Le gouvernement attise volontairement la haine à l’encontre des voix critiques du pays, créant ainsi un climat de violence et de non-droit. « Selon Juan Perera, du National Peace Council, l’assassinat de Wickrematunge sonne le glas de la liberté de la presse au Sri Lanka. Après ce meurtre retentissant chaque journaliste se demande qui sera le prochain. Dans de pareilles conditions, il n’est tout simplement plus possible de travailler librement. Au cours de ces dernières années, de larges pans de la presse ont déjà cédé à la pression du gouvernement et « suivent la ligne ». Les rares journalistes qui continuent à fournir une couverture indépendante du conflit ethnique sont en butte à une campagne calomnieuse de dénigrement systématique de la part du « Daily News », l’organe de presse du gouvernement, qui les accuse d’être des sympathisants des Tigres et des ennemis de l’État. Selon Amnesty International, dix journalistes ont été assassinés au Sri Lanka rien que durant les deux dernières années et de très nombreux autres ont disparu ou bien ont été enlevés ou emprisonnés.


Il est désormais du devoir de la communauté internationale d’exiger du gouvernement sri-lankais le respect du droit international et de toutes les conventions internationales. Il y a urgence à faire cesser le génocide des Tamouls ; une Commission onusienne doit pouvoir veiller au respect des droits humains ; il faut garantir sans restriction l’accès de l’aide humanitaire, par exemple sous l’égide de la Croix Rouge, , ainsi que la liberté de la presse et la sécurité des journalistes. Madame le Docteur en droit Karen Parker, militante américaine des droits humains, exige qu’on raye immédiatement les Tigres tamouls de la liste des organisations terroristes. Selon elle, le droit international leur accorde le statut de combattants.( Pour en savoir plus à ce sujet, voir Zeit-Fragen N°34 du 27 août 2007). Le gouvernement sri-lankais doit revenir à la table des négociations, car seule une solution négociée prenant en compte tous les groupes ethniques du pays peut aboutir à une paix durable.

Forum des Tamouls de Suisse

« Aidez nos frères et nos sœurs de Vanni, victimes de violations des droits humains »


Monsieur Shan Thavarajah, et Monsieur Thambipillai Namasivayam, respectivement vice-président et secrétaire du Forum des Tamouls de Suisse, ont écrit à Madame le Docteur Naventham Pillay, Haut Commissaire aux Droits humains à Genève, pour la prier de faire cesser la catastrophe humanitaire à Vanni.

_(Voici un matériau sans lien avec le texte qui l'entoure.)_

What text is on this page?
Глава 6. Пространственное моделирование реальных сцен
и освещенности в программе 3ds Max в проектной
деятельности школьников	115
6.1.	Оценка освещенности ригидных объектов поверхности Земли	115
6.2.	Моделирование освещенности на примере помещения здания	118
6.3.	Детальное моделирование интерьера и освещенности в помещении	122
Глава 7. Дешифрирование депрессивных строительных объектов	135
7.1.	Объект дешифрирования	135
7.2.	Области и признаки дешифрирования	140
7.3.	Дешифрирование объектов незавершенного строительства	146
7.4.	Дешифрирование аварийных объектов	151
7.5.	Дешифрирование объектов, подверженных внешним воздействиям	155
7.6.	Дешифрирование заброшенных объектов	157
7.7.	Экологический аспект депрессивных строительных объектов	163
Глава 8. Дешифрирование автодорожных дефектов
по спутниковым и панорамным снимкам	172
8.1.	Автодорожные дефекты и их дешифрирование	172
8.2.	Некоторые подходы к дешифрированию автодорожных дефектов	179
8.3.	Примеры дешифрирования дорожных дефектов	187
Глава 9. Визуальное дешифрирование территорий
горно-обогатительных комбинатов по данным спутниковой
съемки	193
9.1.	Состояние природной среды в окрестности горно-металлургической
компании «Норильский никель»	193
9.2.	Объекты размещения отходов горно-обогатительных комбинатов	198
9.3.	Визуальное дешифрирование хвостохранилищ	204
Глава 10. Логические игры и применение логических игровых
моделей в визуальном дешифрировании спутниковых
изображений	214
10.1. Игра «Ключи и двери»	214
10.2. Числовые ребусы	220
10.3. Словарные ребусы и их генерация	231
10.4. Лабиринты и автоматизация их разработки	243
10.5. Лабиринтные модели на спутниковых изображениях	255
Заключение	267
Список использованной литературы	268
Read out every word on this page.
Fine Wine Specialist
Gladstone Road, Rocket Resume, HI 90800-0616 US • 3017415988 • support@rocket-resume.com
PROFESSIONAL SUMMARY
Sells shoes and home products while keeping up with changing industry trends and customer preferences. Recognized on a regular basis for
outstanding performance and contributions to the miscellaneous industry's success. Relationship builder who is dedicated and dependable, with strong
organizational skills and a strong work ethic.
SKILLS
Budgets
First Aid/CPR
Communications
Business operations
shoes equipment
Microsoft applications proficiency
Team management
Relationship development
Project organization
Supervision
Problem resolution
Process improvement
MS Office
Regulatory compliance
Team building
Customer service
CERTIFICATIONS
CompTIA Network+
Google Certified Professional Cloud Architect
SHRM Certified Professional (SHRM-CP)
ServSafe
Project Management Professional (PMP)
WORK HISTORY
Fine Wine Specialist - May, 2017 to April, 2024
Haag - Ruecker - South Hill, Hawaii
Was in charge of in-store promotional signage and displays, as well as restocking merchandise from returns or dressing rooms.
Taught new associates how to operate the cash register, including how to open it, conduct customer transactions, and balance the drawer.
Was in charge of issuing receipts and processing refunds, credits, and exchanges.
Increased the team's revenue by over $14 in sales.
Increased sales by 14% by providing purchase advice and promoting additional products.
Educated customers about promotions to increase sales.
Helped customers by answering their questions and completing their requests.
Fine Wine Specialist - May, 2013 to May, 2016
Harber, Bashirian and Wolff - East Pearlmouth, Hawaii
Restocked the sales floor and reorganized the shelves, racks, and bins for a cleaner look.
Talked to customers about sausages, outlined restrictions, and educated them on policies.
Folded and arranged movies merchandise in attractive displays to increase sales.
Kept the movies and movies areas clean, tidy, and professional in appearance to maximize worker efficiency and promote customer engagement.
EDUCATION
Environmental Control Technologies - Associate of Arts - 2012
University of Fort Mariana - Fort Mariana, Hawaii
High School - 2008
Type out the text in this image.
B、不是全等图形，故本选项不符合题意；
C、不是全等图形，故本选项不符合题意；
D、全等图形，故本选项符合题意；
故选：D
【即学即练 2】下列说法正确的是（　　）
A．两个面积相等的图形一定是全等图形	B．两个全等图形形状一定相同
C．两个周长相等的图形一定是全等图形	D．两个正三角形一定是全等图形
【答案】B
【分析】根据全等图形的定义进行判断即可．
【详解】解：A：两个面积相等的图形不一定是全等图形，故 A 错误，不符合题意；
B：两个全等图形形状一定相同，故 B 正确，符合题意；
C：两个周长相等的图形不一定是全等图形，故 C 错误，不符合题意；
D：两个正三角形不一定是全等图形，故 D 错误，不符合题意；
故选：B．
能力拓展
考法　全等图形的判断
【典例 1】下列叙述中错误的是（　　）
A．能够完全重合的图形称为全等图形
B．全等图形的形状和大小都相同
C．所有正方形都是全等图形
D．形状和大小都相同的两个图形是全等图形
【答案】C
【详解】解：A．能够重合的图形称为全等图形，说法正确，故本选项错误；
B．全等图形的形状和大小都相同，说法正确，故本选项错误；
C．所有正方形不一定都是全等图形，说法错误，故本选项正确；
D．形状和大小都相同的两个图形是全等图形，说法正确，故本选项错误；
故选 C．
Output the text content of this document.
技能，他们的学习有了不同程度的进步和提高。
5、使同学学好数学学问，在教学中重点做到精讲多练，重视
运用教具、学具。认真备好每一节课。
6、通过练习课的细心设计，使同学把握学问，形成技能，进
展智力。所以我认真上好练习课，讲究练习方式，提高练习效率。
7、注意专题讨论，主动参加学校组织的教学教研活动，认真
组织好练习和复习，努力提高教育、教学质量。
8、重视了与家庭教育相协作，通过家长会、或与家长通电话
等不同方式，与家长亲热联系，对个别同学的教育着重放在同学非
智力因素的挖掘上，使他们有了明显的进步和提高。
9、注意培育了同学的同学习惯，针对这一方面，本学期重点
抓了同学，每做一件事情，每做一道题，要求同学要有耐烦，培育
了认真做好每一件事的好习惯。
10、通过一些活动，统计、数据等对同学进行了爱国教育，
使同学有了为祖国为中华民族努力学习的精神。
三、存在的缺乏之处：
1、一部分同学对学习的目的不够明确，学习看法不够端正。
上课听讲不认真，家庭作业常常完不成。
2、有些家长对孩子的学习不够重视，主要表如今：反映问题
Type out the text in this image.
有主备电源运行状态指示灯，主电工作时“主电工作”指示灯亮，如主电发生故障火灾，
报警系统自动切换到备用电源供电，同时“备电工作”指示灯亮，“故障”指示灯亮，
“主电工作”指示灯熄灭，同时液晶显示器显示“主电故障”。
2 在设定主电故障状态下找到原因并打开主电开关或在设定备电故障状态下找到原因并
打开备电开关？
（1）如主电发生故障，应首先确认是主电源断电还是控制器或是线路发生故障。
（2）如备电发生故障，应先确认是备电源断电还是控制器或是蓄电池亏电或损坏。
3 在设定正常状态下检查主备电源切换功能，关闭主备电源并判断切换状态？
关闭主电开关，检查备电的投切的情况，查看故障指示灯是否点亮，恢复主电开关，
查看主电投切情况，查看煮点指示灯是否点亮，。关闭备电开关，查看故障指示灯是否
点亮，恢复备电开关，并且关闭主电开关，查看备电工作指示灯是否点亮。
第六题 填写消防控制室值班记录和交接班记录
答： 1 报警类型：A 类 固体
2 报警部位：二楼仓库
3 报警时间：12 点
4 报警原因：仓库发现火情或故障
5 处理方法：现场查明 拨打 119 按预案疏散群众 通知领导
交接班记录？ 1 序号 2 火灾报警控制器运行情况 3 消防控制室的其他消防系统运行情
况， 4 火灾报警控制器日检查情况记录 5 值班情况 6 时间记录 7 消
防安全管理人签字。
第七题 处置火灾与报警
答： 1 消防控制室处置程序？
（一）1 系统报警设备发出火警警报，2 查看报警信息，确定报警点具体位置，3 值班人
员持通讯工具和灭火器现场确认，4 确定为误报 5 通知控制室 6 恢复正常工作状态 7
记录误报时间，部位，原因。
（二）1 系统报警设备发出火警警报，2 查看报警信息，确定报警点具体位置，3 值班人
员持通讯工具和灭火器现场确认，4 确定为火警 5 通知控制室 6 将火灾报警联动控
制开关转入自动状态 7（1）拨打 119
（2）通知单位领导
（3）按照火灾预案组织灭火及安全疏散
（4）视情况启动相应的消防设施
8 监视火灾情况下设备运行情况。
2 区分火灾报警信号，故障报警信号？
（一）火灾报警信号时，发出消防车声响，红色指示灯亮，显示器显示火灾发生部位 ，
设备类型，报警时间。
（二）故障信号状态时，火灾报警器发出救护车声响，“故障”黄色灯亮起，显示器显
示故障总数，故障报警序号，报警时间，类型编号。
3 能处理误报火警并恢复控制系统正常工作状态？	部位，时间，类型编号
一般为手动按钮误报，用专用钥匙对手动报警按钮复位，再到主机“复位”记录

Ils en appellent au Haut Commissariat aux Droits humains pour :

- demander au gouvernement sri-lankais de mettre fin immédiatement à son offensive militaire dévastatrice ;

- garantir la fourniture de vivres et autres denrées de première nécessité à Vanni ;

- mettre à la disposition des habitants de Vanni les médicaments indispensables et autres équipements hospitaliers ;

- demander au gouvernement sri-lankais de déclarer « zone protégée »les hôpitaux de Vanni ;

- demander au gouvernement sri-lankais d’autoriser l’accès du district de Vanni aux organisations humanitaires locales et internationales ;

Nous vous demandons respectueusement d’intervenir sans délai dans cette affaire et d’user toute votre influence sur les États démocratiques et les organisations humanitaires pour sauver le peuple tamoul du génocide.